New Device Update: Cloak of Invisibility Edition

For my Multimedia Response #2, I decided to read Digital Redlining, Access, and Privacy by Chris Gilliard and listen to the Ed 322 Oct 12 class conversation involving him. I decided to do a Twitter Essay even though originally I was intrigued by the prospect of using a sketch note because as soon as I read this article, I really connected with it and had several ideas swirling in my head about what imagery I could use. But alas, due to my inability to access (wink wink) pencil crayons, I had to abandon that idea. The runner-up was doing a Twitter Essay since I really enjoyed tweeting during our open hashtag chat last week. At first, I wasn’t really sure what a twitter essay was but when I did some research (clicked on the links provided by Bonnie), I saw this was something doable for my skill level (not very). I was also really excited because it looked more straightforward than the Piktochart I did last time (after the Powtoon debacle). But little did I know, it would take me three times as long as the last response took. Who would’ve thought!?

Now, a little about me. I’m chatty. Basically run my mouth a little too much chatty. Also, I like seeing my thoughts together on one paper so I can see them right there. With Twitter, after I was done with one tweet, there was scrolling and checking and multiple pieces involved….it just broke up the flow for me. Also parsing my thoughts down into 140 characters and then doing that about 21 times was…. horrendous. I struggled. Not to say it wasn’t a learning process. It was. I learned a lot.

I think I started out strong. (Check out my essay by clicking the image below!)

A question that asks the audience to interact with the tweet and maybe pulls them in so they feel inspired to read the rest. But I think about halfway through the 21 tweets, I lost my way. It was really hard to keep my thinking linear so that each subsequent tweet followed the ideas of the one that came before. And yet, I don’t normally struggle with this process when writing an essay on a normal paper.

I think overall, I learned a lot about my quirks as a writer and my own thinking process. And definitely how involved tweeting is. I have a new respect for people who do this every day to raise awareness about various issues. My favourite thing I would have to say was using Gifs, polls and making my own images. I feel like that made it much more interactive for both the reader and for me than a simple paper and pen essay would have been.

Would I do it again? I don’t know. In any case, this is a skill that I will need to work on some more to formulate my final opinion of whether it is for me or not.

Now, on to the actual article and class chat. The premise of both was the concept of redlining and how it is evident nowadays in the digital world. Access to the internet and web resources is not a given for everyone. First, there are those students that for whatever reason, don’t have access to the internet. And then there are those students that have limited access. The limits are placed on them by “Acceptable Use Policies” that are enforced by all educational institutions to some degree (some more than others). According to Chris Gilliard, colleges enforce them to the degree where students are unable to access a lot of information whereas if students at a university tried to look up the same resources, they would be able to access them. This applies to peer-to-peer communication tools (blogs etc) and participatory learning tools (phone, Ipads etc) as well. This limit is obviously detrimental to those students because it means they become less competitive when they get to the workforce.

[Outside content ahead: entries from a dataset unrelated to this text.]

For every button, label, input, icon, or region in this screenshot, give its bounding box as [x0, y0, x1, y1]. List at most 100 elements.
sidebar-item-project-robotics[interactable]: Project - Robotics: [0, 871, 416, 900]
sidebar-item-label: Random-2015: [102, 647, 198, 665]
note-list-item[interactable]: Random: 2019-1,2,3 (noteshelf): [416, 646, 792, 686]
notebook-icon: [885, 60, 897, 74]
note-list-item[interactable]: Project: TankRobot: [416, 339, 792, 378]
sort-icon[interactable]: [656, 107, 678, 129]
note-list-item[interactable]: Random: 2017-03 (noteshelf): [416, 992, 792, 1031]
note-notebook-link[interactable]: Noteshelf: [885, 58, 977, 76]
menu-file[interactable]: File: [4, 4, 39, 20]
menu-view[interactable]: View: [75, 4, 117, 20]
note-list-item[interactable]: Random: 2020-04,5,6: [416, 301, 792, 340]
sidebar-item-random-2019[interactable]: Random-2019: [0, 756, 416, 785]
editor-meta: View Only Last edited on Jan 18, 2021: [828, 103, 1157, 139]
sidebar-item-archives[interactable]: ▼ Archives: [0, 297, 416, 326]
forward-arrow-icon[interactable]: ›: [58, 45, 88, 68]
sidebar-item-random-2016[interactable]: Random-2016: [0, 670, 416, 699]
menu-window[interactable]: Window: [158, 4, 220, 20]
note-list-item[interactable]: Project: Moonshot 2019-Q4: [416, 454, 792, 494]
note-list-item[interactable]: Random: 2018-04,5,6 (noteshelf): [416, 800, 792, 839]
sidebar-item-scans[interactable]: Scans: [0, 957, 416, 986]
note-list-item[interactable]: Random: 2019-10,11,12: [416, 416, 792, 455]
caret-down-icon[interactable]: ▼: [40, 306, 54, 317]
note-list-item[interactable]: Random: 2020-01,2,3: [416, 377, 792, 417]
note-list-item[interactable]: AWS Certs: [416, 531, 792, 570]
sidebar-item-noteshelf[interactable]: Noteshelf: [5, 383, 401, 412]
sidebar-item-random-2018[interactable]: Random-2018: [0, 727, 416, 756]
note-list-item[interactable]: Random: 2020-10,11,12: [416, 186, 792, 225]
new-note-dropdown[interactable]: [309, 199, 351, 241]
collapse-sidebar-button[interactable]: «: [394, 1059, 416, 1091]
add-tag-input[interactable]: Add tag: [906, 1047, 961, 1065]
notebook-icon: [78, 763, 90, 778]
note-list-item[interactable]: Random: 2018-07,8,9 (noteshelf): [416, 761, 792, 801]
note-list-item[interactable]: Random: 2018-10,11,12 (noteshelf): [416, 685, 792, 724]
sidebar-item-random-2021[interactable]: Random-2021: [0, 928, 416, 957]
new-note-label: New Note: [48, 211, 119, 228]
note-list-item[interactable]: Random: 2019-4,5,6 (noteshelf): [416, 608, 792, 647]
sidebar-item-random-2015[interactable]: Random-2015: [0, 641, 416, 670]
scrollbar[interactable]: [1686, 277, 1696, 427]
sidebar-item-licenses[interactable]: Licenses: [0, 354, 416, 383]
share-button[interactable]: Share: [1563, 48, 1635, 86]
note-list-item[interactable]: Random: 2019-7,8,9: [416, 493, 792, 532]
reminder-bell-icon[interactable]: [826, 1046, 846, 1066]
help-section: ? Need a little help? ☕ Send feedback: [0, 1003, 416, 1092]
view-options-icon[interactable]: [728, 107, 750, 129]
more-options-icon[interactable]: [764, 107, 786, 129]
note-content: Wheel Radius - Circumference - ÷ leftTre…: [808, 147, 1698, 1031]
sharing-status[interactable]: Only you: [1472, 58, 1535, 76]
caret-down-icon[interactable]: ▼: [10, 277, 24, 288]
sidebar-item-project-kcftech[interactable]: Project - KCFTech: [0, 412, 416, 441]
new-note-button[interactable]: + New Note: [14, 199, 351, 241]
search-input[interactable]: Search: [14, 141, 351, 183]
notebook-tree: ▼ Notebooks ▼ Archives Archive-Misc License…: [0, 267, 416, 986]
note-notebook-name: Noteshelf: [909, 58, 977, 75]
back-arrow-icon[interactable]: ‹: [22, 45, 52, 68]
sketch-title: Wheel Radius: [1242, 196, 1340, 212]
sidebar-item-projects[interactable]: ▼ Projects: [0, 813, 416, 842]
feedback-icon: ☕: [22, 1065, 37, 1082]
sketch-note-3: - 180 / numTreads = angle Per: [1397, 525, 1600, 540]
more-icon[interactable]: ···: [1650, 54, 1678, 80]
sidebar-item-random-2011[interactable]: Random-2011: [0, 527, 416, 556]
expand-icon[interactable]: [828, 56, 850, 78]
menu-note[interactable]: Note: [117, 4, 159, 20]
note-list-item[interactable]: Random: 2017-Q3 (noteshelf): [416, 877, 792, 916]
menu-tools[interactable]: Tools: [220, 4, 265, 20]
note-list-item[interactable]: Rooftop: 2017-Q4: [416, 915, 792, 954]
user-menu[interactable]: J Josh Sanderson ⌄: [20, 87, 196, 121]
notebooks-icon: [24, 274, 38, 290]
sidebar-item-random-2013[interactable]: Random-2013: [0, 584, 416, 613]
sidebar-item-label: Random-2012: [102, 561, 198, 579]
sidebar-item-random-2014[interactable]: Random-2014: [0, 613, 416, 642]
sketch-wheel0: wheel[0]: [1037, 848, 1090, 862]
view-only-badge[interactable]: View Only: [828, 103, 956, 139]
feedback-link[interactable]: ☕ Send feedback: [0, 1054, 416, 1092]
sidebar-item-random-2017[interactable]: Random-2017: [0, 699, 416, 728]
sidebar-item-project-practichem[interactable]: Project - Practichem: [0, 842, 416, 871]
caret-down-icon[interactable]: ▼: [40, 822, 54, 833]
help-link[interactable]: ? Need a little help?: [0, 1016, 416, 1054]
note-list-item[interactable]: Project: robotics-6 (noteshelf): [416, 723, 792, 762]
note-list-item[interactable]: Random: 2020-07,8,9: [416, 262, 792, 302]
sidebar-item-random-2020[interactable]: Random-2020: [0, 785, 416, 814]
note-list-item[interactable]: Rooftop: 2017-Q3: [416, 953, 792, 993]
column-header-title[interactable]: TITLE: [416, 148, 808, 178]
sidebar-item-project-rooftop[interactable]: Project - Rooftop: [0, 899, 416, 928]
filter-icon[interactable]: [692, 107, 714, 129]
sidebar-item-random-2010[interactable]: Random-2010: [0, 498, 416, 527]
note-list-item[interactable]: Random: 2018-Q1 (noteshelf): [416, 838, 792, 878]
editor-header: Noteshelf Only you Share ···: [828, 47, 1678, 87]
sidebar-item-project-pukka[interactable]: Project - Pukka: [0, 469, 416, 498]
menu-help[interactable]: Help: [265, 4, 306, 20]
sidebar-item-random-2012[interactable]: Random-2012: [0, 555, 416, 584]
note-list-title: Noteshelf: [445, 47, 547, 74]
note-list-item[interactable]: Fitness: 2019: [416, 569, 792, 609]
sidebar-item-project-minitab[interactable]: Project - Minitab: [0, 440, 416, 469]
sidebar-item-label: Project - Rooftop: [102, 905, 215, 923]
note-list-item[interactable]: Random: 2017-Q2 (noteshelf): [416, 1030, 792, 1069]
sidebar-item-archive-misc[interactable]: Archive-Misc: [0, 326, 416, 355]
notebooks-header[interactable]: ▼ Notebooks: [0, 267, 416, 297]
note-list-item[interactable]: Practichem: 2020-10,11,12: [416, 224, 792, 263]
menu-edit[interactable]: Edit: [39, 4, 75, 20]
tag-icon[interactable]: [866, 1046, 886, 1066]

It was eye-opening to read this article. To be honest I had never even thought about how the privilege of going to a research-based institution affected my ability to get my hands on all sorts of research. I don’t think I’ve ever come across any “blockages” that stopped me from gaining access to anything I needed in all of my university career. I guess this was a situation of “you don’t know what you don’t know”.

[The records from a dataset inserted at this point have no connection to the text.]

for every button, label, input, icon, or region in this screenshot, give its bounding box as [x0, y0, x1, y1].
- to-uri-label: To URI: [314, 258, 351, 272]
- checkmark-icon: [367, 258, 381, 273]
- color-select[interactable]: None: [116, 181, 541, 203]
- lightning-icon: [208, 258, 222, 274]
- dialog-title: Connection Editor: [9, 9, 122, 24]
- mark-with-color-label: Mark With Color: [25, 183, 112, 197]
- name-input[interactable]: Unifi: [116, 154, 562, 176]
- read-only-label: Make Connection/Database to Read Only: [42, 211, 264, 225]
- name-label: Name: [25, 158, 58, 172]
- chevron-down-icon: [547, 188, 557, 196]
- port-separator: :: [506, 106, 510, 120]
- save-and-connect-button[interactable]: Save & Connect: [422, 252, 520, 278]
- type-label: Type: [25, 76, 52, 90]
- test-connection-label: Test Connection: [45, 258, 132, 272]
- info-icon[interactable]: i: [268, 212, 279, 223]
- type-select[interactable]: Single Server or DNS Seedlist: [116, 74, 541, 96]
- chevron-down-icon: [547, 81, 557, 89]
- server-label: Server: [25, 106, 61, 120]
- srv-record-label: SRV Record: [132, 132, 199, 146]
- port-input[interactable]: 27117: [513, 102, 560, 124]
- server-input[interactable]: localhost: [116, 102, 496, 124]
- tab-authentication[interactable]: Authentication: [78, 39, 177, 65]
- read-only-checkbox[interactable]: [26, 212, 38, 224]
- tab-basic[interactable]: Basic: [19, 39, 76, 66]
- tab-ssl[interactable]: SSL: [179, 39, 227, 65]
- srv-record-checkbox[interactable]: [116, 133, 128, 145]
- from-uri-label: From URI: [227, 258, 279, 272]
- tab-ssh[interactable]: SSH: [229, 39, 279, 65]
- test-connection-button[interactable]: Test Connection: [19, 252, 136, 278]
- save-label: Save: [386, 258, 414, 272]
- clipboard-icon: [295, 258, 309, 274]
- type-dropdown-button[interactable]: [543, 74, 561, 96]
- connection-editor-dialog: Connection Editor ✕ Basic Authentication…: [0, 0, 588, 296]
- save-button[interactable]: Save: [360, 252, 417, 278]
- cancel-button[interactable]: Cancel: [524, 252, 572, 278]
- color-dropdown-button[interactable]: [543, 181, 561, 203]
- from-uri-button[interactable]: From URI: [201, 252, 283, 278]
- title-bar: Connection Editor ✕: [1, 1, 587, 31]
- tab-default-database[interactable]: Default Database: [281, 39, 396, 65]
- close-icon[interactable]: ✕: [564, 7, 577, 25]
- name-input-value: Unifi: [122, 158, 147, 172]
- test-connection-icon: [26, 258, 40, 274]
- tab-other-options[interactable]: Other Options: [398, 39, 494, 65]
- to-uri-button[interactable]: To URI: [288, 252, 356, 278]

I definitely agreed with Chris on the reasons why he thinks that this “digital redlining is not recognized as a post-secondary problem.” I relate to reasons 1 and 2 most strongly because they say that universities usually have an open environment towards learning and the socio-economic status in universities is such that, most students have outside access to web resources than just what is provided by the school (ex. phones etc)

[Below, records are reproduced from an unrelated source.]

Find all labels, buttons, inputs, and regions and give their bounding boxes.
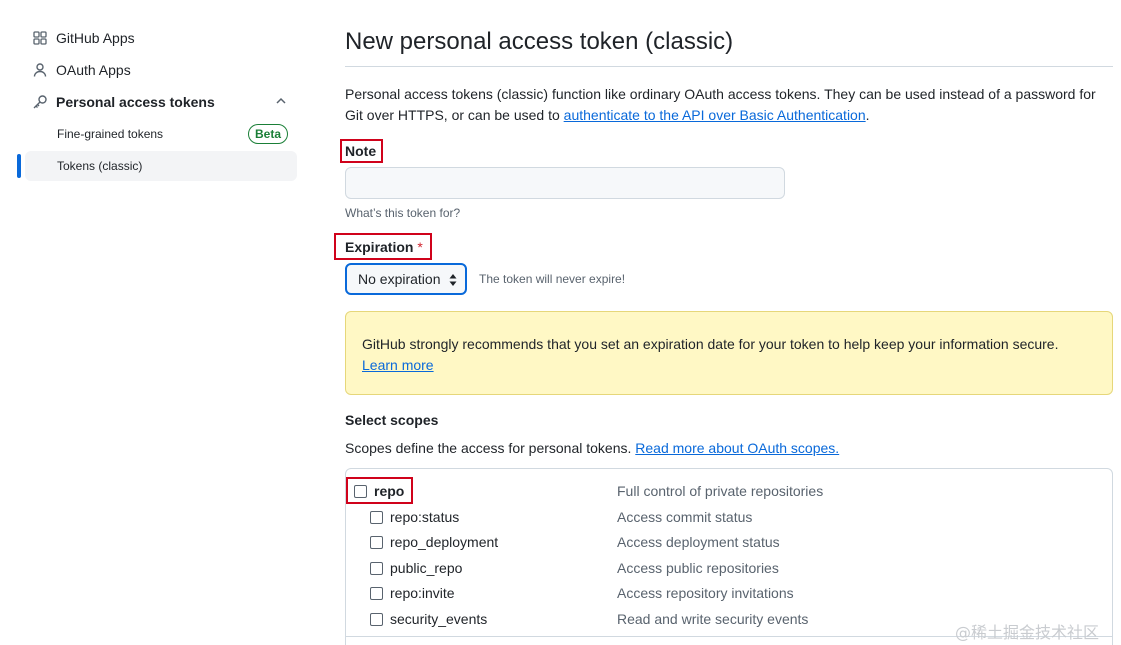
- scope-checkbox[interactable]: [370, 586, 383, 600]
- scope-checkbox[interactable]: [370, 612, 383, 626]
- scope-description: Access repository invitations: [617, 585, 794, 601]
- scope-name: public_repo: [390, 560, 463, 576]
- scopes-desc-text: Scopes define the access for personal to…: [345, 440, 636, 456]
- scope-name: security_events: [390, 611, 488, 627]
- scope-description: Full control of private repositories: [617, 483, 824, 499]
- scope-description: Access deployment status: [617, 534, 780, 550]
- sidebar-item-label: GitHub Apps: [56, 30, 135, 46]
- sidebar-item-personal-access-tokens[interactable]: Personal access tokens: [32, 90, 215, 114]
- warning-text: GitHub strongly recommends that you set …: [362, 336, 1059, 352]
- scope-checkbox[interactable]: [370, 561, 383, 575]
- scope-public-repo[interactable]: public_repo: [370, 558, 462, 578]
- basic-auth-link[interactable]: authenticate to the API over Basic Authe…: [564, 107, 866, 123]
- expiration-label: Expiration *: [345, 239, 423, 255]
- page-title: New personal access token (classic): [345, 28, 734, 55]
- chevron-up-icon[interactable]: [274, 94, 288, 108]
- scopes-description: Scopes define the access for personal to…: [345, 440, 839, 456]
- scope-repo[interactable]: repo: [354, 481, 404, 501]
- required-mark: *: [417, 239, 423, 255]
- scope-repo-deployment[interactable]: repo_deployment: [370, 532, 498, 552]
- scope-name: repo:invite: [390, 585, 455, 601]
- scope-description: Access commit status: [617, 509, 753, 525]
- key-icon: [32, 94, 48, 110]
- expiration-warning: GitHub strongly recommends that you set …: [345, 311, 1113, 395]
- expiration-selected-value: No expiration: [358, 271, 441, 287]
- expiration-select[interactable]: No expiration: [345, 263, 467, 295]
- watermark: @稀土掘金技术社区: [955, 623, 1100, 642]
- scope-description: Access public repositories: [617, 560, 779, 576]
- scope-security-events[interactable]: security_events: [370, 609, 487, 629]
- sidebar-item-tokens-classic[interactable]: Tokens (classic): [25, 151, 297, 181]
- oauth-scopes-link[interactable]: Read more about OAuth scopes.: [635, 440, 839, 456]
- scope-repo-invite[interactable]: repo:invite: [370, 583, 455, 603]
- note-hint: What’s this token for?: [345, 206, 461, 220]
- intro-text: Personal access tokens (classic) functio…: [345, 84, 1113, 126]
- sidebar-item-label: Personal access tokens: [56, 94, 215, 110]
- sidebar-item-oauth-apps[interactable]: OAuth Apps: [32, 58, 131, 82]
- learn-more-link[interactable]: Learn more: [362, 357, 434, 373]
- sidebar-item-github-apps[interactable]: GitHub Apps: [32, 26, 135, 50]
- title-divider: [345, 66, 1113, 67]
- sidebar-item-label: OAuth Apps: [56, 62, 131, 78]
- scopes-heading: Select scopes: [345, 412, 439, 428]
- note-label: Note: [345, 143, 377, 159]
- expiration-label-text: Expiration: [345, 239, 414, 255]
- note-input[interactable]: [345, 167, 785, 199]
- active-indicator: [17, 154, 21, 178]
- scope-name: repo_deployment: [390, 534, 499, 550]
- scope-checkbox[interactable]: [370, 535, 383, 549]
- beta-badge: Beta: [248, 124, 288, 144]
- expiration-note: The token will never expire!: [479, 272, 626, 286]
- settings-sidebar: GitHub Apps OAuth Apps Personal access t…: [0, 0, 300, 645]
- sidebar-item-label: Tokens (classic): [57, 159, 143, 173]
- scope-repo-status[interactable]: repo:status: [370, 507, 459, 527]
- scope-name: repo: [374, 483, 405, 499]
- person-icon: [32, 62, 48, 78]
- scope-name: repo:status: [390, 509, 460, 525]
- sidebar-item-label: Fine-grained tokens: [57, 127, 164, 141]
- intro-end: .: [865, 107, 870, 123]
- apps-icon: [32, 30, 48, 46]
- scope-checkbox[interactable]: [370, 510, 383, 524]
- select-arrows-icon: [449, 273, 457, 287]
- scope-checkbox[interactable]: [354, 484, 367, 498]
- scope-description: Read and write security events: [617, 611, 809, 627]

To that end, now that I know about the issues, I will be much more critical about the policies put in place by the schools and boards that I work for. And try my best to make sure all my students have equal opportunities for accessing the information they want or need. This could be through providing them with printed resources (although this could introduce my own bias) and making sure they have time in the school library after school or at lunch to research for projects.

Overall, I agreed with the ideas presented in both the article and the class chat. They have both given me some food for thought and I hope to apply everything I have learned here to my own teaching practice.